Saturday, November 1, 2014

Happy Spoopyween

  So my overall reaction to the movies we watched?

  Much of what we watched was disturbing, weird, creepy, or dark. And most of those were animations that made a statement. There was the surrealist art that was prohibited by the Nazis, labeled as "degenerate art", for being Un-German and grotesque in nature.

The supposedly "Jewish" nature of all art that was indecipherable, distorted, or that represented "depraved" subject matter was explained through the concept of degeneracy, which held that distorted and corrupted art was a symptom of an inferior race." -Wikipedia

  Films like Street of Crocodiles and The Hand brought important messages through morbid styles. As Jose said on Dadaism, the surrealist and Dada movement were created to surpass and defy the limits of traditional artistic styles that called for perfection and stagnancy, as well as symbolize and comment on certain societal issues at the time.
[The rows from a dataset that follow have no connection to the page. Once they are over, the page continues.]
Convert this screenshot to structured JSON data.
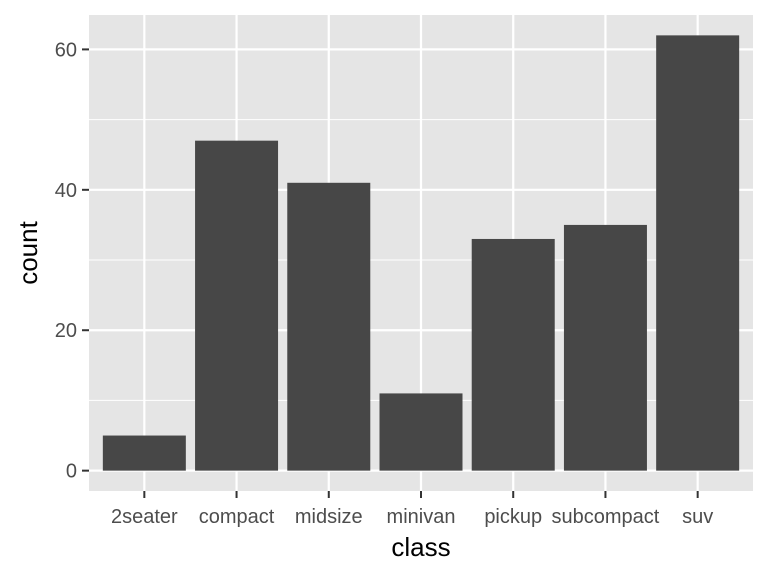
{
  "chart_data": {
    "type": "bar",
    "categories": [
      "2seater",
      "compact",
      "midsize",
      "minivan",
      "pickup",
      "subcompact",
      "suv"
    ],
    "values": [
      5,
      47,
      41,
      11,
      33,
      35,
      62
    ],
    "xlabel": "class",
    "ylabel": "count",
    "ylim": [
      -2.9,
      64.9
    ],
    "yticks": [
      0,
      20,
      40,
      60
    ],
    "grid": true,
    "colors": {
      "panel_background": "#e5e5e5",
      "grid": "#ffffff",
      "bar_fill": "#474747",
      "tick_text": "#4d4d4d",
      "axis_title": "#000000"
    }
  }
}
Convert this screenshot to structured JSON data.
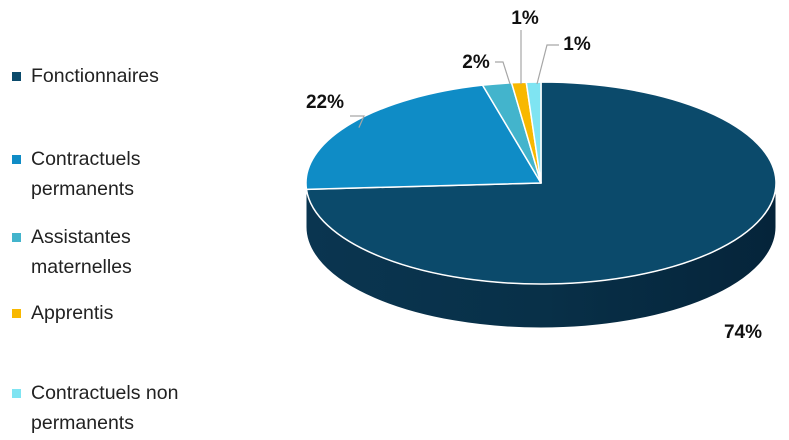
{
  "chart_data": {
    "type": "pie",
    "title": "",
    "legend_position": "left",
    "series": [
      {
        "values": [
          74,
          22,
          2,
          1,
          1
        ],
        "labels": [
          "74%",
          "22%",
          "2%",
          "1%",
          "1%"
        ]
      }
    ],
    "categories": [
      "Fonctionnaires",
      "Contractuels permanents",
      "Assistantes maternelles",
      "Apprentis",
      "Contractuels non permanents"
    ],
    "colors": [
      "#0b4a6b",
      "#0f8cc6",
      "#43b4cc",
      "#f8b800",
      "#7fe4f2"
    ]
  }
}
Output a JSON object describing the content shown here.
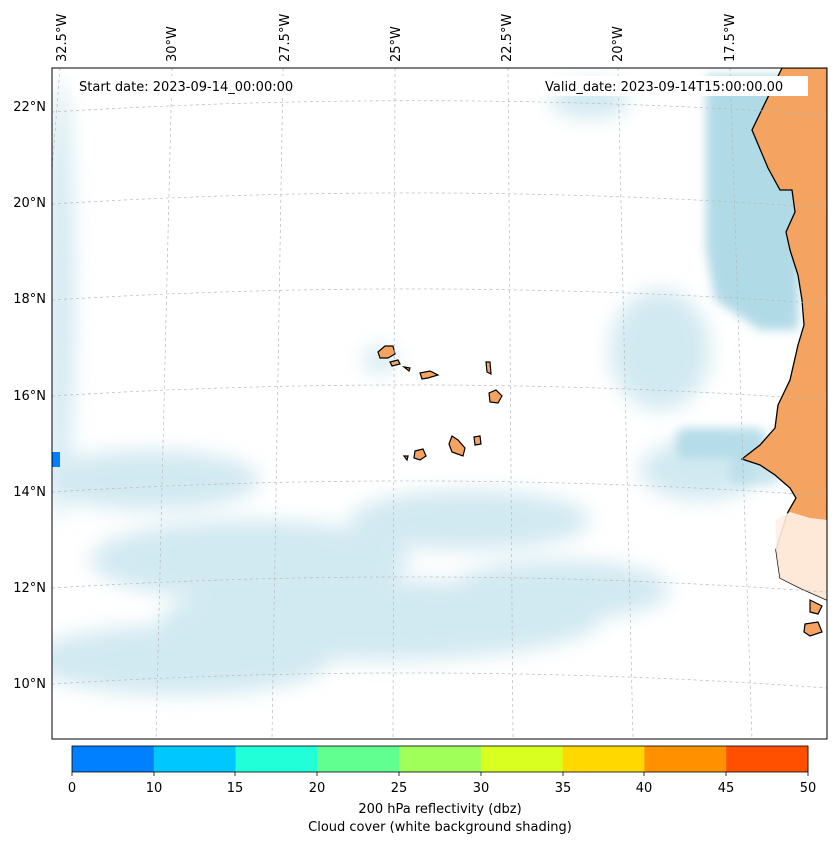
{
  "map": {
    "start_label": "Start date: 2023-09-14_00:00:00",
    "valid_label": "Valid_date: 2023-09-14T15:00:00.00",
    "lon_labels": [
      "32.5°W",
      "30°W",
      "27.5°W",
      "25°W",
      "22.5°W",
      "20°W",
      "17.5°W"
    ],
    "lat_labels": [
      "22°N",
      "20°N",
      "18°N",
      "16°N",
      "14°N",
      "12°N",
      "10°N"
    ]
  },
  "colorbar": {
    "ticks": [
      "0",
      "10",
      "15",
      "20",
      "25",
      "30",
      "35",
      "40",
      "45",
      "50"
    ],
    "colors": [
      "#0080ff",
      "#00c8ff",
      "#20ffd8",
      "#60ff90",
      "#a0ff58",
      "#d8ff20",
      "#ffd800",
      "#ff9000",
      "#ff5000"
    ],
    "label_line1": "200 hPa reflectivity (dbz)",
    "label_line2": "Cloud cover (white background shading)"
  },
  "colors": {
    "land": "#f4a460",
    "cloud": "#add8e6",
    "coast": "#000000"
  }
}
  So to start off, I'm gonna write on Ruka(The Hand). This was my favorite film we watched, being the funniest and cutest film we watched. Artistically speaking, I have to commend Trnka for his ability to use lighting, angles, and motions to communicate emotions in a figure with no facial expressions.

  Throughout it, I appreciated his clever methods of symbolizing the Czechoslovak communist power and censorship over the artist. The Hand's power over the poor guy, the greatest symbol being when he is "literally" turned into a puppet of the state, being lured into the strings of the one of the big hands. No image could've been more clear in its message of censorship and suppression of artistic freedom.




  The next film I'm gonna write on is Jan Svankmajer's Dimensions of Dialogue. Arcimbolo-esque heads made of various objects, one of food, one of metal, and one of stationary, all devour, break down, and regurgitate each other until they are all identical, and then proceed to duplicate one another, making exact copies. This represents dialogue's power in turning a society to bland strict rules that call for everything to be the same; this is, of course, commenting on actual political systems at the time such as the Nazi regime and Communism. 

  The next section was much more straightforward. 2 clay humans, one a female and one a male, get it on. 

  They merge and dissolve into a pile of rustling bubbling clay, their orgasming faces popping up sporadically to remind you that they are indeed having sweet sweet intercourse. After they are done, they are left with the results of their sexual experience. A blob of clay, meant to represent a baby, goes up to each of the parents, only to be rejected their parental love. The two figures, now angry at each other over who shall get ownership of the baby blob, scratch at each other and break each other apart in a violent display of aggression, until they reduced to but a messy pile of play-dough. Typical marital conflict.
 
And now this...
  So I'm gonna jump on the bandwagon unfortunately, and say what in the hell was this? 
 
"Like most of their films, the Brothers Quay employ a more musically grounded structure in place of a straightforward literal narrative in Street of Crocodiles."
-Wikipedia                
  
  Yeah, I'm not a fan of that. Especially when the music and mood are eerie soundtracks, with creepy dolls for characters. I mean visually, it was great. I don't immediately hate creepy styles, but the style, in all its aesthetically beautiful horror visuals, felt so empty by the end of the movie. 
  But I'll attempt to interpret as much as I can. Obviously, the dolls are the oppressors, the main puppet the oppressed. The way they rearrange his insides and take off his head, their slow creepy approaching, all serve to make them more menacing than a puppet should be. The fact that their heads are clearly empty, communicates a sense of mechanical mindless behavior, controlled by an unseen force. The screws, unscrewing themselves also imply an unseen force, furthering the disturbing insanity of the scenario

  All in all, the films we watched were less "entertainment", and more "art". They were expressive, bold, conveying dark warnings and commentary on the problems faced by the times they were made.